BAC and IMI are taking a lead role in addressing concerns over public safety and the condition of our existing building stock in the aftermath of last year’s earthquakes. The magnitude 5.8 earthquake that hit the Washington DC area in August of 2011 surprised many construction experts, who assumed that this area has the lowest possible seismic risk. Other seismic events of 4.0 magnitude or greater in seven other states during 2012 further show that the United States and Canada are vulnerable to the effects of earthquakes.
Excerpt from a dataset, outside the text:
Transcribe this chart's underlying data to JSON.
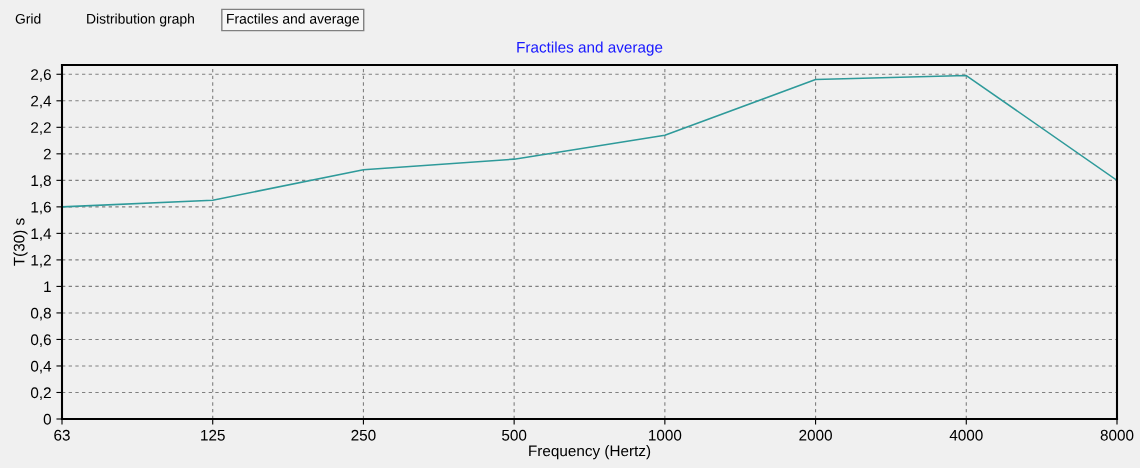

Current building codes allow masonry structures to withstand seismic forces with little or no damage. More difficult are older structures with little or no reinforcing in the masonry walls. This is why IMI is partnering with the University of Buffalo and the Multi-Disciplinary Center for Earthquake Engineering Research (MCEER) on a project to determine the behavior of multi-wythe masonry buildings with wood frames. Estimates have New York City alone with over 10,000 of these mid-rise structures. “The research findings will lead us to appropriate solutions for retrofit and work opportunities in making our existing building stock safer for the occupants and general public,” says IMI National Director of Industry Development, David Sovinski.
In Maryland, a meeting between IU President James Boland and Governor Martin O’Malley led to the creation of a Seismic Task Force at the Department of General Services, where both President Boland and Sovinski serve. This task group is already identifying state-owned and operated buildings at risk and determining the best methods for retrofit.